Not sure if this makes sense but you could use an LSTM with arbitrary constant input to generate a variable-length sequence of embeddings and optimize the LSTM rather than the embeddings directly.
LetterRip t1_iryz0a5 wrote
unless an image was generated by a specific seed and denoiser, you likely can't actually find a prompt that will generate it since there isn't a 1 to 1 mapping. You can only find 'close' images.
CremeEmotional6561 t1_irz67j8 wrote
>get me the correct prompts to recreate the image
AFAIK, diffusion-generated images depend on both the prompt/condition and the random generator seed for the noise. The prompt may be inversible by backpropagation wrt network activations, but the random generator seed?
franciscrot t1_irx4mwf wrote
You'd think, but I'm pretty sure no. Different models. Also different types of models, I think? Isn't most image captioning GAN?
One thing that's interesting about this q is that the diffusion models, as I understand them (not too well) do already involve a kind of "reversal" in their training - adding more and more noise to an image till it vanishes, then trying to create an image from "pure" noise.

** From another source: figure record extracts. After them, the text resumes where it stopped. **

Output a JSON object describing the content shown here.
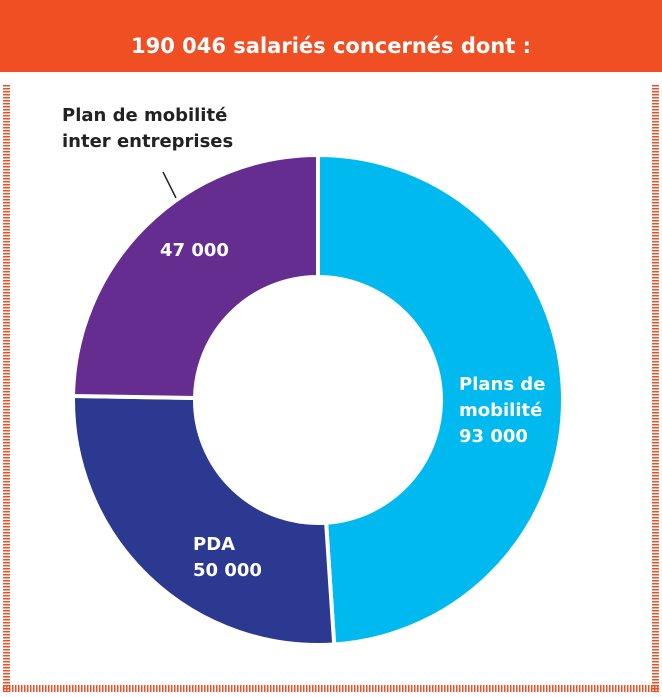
{
  "chart_data": {
    "type": "donut",
    "title": "190 046 salariés concernés dont :",
    "categories": [
      "Plans de mobilité",
      "PDA",
      "Plan de mobilité inter entreprises"
    ],
    "values": [
      93000,
      50000,
      47000
    ],
    "value_labels": [
      "93 000",
      "50 000",
      "47 000"
    ],
    "colors": [
      "#00b9ef",
      "#2b3990",
      "#662d91"
    ]
  }
}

Just in a really non mathy way, I wonder how OP imagines this accommodating rerolling? Would it provide an image seed?
Related: Can the model produce the exact same image from two slightly different prompts?
ReasonablyBadass t1_irzfwml wrote
If stochastic noise is added in the process "reverse engineering" the prompt shouldn't be possible, eight?
Since, as per your last question, the same prompt would generate different image.
Actually, comse to think of it, don't the systems spit out multiple images for a prompt for the user to choose one?